I'd say that infringing on the RKBA is one of the things the Constitution forbids.
Whereas the Republican Party is the party of Colin and Condi.
Some snippets:
Curiously, in the current dialectic, the right to keep and bear arms a right expressly guaranteed by the Bill of Rights is deemed less fundamental than implicit protections the court purports to find in the penumbras of other express provisions. . . . But surely, the right to preserve ones life is at least as fundamental as the right to preserve ones privacy.
The founding generation certainly viewed bearing arms as an individual right based upon both English common law and natural law, a right logically linked to the natural right of self-defense. Blackstone described self-defense as the primary law of nature, which could not be taken away by the law of society
. . . . Extant political writings of the period repeatedly expressed a dual concern: facilitating the natural right of self-defense and assuring an armed citizenry capable of repelling foreign invaders and quelling tyrannical leaders.After the Civil War a series of enactments, culminating with the Fourteenth Amendment, acknowledged the correlation between self-defense, citizenship, and freedom. Section 14 of the Freedmans Bureau Act, which the 39th Congress passed over the Presidents veto, provided: That in every State or district where the ordinary course of judicial proceedings has been interrupted by the rebellion,
. . . the right to. . . have full and equal benefit of all laws and proceedings concerning personal liberty, personal security, and the acquisition, enjoyment, and disposition of estate, real and personal, including the constitutional right to bear arms, shall be secured to and enjoyed by all the citizens of such State or district without respect to race or color or previous condition of slavery. . . . (Freedmans Bureau Act (July 16, 1866) 14 Stat. 176, italics added; see Halbrook, Second Class Citizenship and the Second Amendment in the District of Columbia (1995) 5 Geo. Mason U. Civ. Rts. L.J. 105, 141-150 (Second Class Citizenship).)Halbrook concludes the Freedmans Bureau Act, the Civil Rights Act of 1866, and the Fourteenth Amendment leave no doubt that the constitutional right to bear arms is included among the laws and proceedings concerning personal liberty, personal security, and property, and that the free enjoyment of such immunities and rights is to be protected (Second Class Citizenship, supra, 5 Geo. Mason U. Civ. Rts. L.J. at p. 150) under the Fourteenth Amendment, which would confer citizenship on all persons born in the United States and imbue them with every right of citizenship, including the right to keep and bear arms. (Ibid.)

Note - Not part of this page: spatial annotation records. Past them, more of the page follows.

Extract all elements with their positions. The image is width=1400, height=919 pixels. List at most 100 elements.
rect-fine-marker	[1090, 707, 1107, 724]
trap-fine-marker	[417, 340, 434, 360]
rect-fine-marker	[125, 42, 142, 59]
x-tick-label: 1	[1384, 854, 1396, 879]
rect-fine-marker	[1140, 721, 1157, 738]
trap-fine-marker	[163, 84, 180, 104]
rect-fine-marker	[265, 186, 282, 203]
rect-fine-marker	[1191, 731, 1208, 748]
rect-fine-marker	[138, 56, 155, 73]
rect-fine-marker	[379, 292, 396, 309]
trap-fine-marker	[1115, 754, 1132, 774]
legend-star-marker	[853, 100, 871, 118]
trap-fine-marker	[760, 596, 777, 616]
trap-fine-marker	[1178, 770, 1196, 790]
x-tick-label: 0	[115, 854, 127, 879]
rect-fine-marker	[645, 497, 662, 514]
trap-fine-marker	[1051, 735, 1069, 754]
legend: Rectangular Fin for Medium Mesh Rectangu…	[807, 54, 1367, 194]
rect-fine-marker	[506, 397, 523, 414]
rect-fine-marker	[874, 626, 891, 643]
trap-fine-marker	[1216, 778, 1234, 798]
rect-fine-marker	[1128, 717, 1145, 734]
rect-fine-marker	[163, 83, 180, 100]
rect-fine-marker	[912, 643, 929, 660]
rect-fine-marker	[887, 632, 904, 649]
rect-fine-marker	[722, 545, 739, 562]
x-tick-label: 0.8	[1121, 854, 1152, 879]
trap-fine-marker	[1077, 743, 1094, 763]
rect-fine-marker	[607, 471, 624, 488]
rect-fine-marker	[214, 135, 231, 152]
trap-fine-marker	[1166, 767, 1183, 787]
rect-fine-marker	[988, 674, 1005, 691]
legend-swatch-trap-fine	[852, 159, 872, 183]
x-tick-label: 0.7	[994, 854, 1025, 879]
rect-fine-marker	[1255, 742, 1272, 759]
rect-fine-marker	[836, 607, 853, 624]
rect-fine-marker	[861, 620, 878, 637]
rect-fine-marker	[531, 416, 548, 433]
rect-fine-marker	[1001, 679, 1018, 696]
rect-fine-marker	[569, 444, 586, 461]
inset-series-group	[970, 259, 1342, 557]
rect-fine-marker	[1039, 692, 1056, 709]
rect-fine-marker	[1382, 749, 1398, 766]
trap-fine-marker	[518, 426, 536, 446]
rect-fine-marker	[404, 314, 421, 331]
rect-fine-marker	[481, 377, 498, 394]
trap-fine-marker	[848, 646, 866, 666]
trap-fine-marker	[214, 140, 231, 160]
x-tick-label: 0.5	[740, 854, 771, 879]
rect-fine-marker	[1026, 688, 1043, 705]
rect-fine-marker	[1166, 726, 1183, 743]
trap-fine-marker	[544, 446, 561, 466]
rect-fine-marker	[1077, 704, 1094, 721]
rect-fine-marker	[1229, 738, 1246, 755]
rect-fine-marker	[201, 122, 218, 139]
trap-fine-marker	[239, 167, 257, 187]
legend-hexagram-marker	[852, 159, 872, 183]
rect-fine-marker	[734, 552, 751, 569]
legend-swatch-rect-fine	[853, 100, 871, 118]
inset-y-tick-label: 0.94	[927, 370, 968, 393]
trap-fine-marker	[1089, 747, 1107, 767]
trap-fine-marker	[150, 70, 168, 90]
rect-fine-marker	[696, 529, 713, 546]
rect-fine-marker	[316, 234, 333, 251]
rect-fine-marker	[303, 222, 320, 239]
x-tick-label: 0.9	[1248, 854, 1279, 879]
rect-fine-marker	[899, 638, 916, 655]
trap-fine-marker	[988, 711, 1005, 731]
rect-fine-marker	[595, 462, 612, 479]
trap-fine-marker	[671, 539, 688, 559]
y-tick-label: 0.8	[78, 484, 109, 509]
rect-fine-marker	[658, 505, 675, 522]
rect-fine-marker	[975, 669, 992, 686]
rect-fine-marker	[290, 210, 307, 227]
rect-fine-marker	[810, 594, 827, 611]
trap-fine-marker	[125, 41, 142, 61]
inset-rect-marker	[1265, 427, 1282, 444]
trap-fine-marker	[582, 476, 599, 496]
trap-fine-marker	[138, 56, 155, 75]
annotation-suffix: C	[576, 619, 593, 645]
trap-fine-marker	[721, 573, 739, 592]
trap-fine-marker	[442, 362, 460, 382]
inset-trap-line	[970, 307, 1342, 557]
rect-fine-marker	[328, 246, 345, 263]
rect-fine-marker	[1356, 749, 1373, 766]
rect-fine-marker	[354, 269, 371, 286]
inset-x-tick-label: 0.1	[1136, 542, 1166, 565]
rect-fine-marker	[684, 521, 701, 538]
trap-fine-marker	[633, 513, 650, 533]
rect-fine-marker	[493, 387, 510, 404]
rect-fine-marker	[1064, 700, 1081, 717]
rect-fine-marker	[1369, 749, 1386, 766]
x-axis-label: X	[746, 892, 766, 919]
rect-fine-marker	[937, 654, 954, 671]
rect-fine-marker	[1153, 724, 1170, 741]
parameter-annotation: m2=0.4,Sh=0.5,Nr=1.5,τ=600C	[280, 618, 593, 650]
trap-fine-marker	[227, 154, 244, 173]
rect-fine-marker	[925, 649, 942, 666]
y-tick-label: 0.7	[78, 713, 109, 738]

. . . The media keep the horrific visions of gun violence ever before our eyes. These acts of individual madness are undeniably tragic and totally unacceptable in a civilized society. But there are other horrific visions the victims of which number in the millions perpetrated by governments against unarmed populations
. . . . The framers could have had no conception of the massive scale on which government-sanctioned murder would be committed in the twentieth century, but they had a keen appreciation of the peril of being defenseless. That wariness is reflected in the Constitution.

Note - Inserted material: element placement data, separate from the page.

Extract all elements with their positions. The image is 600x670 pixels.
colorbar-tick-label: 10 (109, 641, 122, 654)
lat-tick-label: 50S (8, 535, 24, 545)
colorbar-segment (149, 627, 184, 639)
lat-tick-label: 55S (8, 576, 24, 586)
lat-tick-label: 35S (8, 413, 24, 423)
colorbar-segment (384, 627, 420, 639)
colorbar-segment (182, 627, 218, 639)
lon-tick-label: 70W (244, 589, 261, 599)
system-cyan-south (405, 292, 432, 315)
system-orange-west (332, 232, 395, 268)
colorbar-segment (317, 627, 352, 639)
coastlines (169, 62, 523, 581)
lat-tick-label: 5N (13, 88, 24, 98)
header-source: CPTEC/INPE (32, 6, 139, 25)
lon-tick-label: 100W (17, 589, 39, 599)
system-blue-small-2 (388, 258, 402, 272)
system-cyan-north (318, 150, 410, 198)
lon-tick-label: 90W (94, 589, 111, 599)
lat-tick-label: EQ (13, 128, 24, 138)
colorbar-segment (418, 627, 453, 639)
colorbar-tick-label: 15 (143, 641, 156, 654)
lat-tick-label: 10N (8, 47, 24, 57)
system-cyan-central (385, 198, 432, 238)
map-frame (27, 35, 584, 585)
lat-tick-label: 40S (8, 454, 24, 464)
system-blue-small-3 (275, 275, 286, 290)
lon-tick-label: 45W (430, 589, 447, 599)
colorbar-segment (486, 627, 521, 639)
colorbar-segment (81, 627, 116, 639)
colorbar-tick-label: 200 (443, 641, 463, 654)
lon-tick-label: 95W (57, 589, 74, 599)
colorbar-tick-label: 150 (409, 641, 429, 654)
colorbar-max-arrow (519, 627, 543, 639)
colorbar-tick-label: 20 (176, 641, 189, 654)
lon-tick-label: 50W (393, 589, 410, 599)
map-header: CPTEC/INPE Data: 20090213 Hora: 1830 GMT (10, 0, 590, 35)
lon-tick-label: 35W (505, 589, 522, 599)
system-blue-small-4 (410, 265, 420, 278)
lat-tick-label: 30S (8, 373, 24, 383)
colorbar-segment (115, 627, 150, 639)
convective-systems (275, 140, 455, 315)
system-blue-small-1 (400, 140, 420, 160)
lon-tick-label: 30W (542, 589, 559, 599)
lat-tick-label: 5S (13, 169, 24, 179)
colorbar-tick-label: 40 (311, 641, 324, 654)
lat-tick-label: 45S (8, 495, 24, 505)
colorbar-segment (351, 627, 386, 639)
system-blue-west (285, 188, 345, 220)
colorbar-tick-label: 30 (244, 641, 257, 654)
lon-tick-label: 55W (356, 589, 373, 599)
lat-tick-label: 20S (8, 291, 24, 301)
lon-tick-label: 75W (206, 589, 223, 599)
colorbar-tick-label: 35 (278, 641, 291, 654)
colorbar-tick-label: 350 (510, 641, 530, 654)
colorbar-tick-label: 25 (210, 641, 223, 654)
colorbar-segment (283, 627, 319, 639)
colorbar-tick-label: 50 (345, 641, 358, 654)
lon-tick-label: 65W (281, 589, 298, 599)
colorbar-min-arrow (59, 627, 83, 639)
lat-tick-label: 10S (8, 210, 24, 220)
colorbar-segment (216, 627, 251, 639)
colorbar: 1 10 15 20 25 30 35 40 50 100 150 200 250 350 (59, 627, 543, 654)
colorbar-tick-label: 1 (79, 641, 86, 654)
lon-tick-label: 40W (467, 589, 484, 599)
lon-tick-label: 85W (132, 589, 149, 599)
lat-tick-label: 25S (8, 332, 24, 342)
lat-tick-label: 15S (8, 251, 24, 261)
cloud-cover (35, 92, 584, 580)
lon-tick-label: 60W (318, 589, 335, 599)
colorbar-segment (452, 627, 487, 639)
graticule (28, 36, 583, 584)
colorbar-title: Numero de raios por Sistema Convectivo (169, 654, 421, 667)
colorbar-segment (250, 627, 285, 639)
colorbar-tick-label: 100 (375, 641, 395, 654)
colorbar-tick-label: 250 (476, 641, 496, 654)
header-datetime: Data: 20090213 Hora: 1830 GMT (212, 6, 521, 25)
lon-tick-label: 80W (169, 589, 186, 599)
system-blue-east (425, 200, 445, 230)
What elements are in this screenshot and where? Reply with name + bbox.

I agree with you ultima....but....I still think they'll manage to do some kind of BORK.....
The demoncrats will publicly villify her for being "anti-choice." So why don't conservatives villify the pro-death crowd? Why are we supposed to tolerate their intolerance of pro-lifers? Why are we supposed to keep our mouths shut while the pro-death crowd Borks a pro-lifer?

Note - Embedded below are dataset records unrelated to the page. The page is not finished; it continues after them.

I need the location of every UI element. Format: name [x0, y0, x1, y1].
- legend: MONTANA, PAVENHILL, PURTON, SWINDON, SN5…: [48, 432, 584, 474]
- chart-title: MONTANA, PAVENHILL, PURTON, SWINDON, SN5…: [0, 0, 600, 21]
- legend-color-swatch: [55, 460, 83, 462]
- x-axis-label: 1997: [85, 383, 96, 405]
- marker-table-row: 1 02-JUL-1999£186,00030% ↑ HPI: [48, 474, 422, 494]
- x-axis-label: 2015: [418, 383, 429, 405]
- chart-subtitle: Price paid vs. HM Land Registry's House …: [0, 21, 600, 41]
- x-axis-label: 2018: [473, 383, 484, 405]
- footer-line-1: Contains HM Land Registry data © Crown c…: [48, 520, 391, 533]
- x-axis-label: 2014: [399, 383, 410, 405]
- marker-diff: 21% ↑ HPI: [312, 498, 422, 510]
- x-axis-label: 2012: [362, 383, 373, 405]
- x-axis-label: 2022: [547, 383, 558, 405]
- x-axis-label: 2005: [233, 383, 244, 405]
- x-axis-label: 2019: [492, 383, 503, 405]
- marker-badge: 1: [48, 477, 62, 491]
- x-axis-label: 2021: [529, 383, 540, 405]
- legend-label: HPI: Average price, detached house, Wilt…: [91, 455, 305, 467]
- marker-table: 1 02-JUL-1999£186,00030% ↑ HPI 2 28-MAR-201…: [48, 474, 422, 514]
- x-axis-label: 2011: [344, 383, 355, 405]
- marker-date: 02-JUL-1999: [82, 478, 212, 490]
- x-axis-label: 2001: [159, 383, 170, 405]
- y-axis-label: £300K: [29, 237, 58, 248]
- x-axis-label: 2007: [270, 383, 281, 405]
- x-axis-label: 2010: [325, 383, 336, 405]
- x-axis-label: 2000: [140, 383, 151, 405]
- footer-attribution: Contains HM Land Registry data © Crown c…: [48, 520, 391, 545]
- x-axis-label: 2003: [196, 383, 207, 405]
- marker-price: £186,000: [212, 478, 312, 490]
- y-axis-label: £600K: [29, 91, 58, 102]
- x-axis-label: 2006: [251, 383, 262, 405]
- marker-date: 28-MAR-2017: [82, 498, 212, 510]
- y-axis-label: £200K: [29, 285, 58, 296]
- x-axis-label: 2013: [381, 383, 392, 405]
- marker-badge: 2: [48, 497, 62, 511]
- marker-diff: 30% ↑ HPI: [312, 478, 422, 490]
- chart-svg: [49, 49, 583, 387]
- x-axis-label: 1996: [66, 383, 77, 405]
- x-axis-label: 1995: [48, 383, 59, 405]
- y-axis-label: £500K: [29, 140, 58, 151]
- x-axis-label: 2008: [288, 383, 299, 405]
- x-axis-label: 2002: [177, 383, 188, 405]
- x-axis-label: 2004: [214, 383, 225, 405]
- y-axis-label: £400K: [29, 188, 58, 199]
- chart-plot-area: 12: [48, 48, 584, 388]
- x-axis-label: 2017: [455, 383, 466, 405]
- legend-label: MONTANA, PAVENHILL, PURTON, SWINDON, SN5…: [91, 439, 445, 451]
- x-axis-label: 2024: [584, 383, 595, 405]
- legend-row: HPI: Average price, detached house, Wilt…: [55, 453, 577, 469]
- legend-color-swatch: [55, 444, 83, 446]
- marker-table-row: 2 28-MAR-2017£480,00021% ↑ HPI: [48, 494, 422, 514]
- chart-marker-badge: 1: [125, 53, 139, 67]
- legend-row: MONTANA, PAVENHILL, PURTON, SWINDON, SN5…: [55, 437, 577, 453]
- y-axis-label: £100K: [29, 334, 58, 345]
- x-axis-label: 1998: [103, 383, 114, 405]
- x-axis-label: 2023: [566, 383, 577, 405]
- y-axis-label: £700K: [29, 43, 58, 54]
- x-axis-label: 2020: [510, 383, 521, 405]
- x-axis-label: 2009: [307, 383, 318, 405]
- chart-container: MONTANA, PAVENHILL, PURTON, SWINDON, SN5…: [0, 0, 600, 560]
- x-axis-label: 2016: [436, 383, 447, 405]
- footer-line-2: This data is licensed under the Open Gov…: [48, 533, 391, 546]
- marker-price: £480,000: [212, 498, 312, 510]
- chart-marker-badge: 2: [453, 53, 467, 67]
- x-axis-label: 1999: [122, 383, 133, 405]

I say we go get them. I say we get loud and in their faces for a change. Let's hold up pictures of aborted babies and make them defend "choice."
Yup,and yet they are still going to insist on calling her a conservative. Then again,these same drooling fools keep insisting Ali Bubba is a conservative.
I will say that judging her STRICTLY from her photo alone,I can see why Ali Bubba thinks she is highly qualified.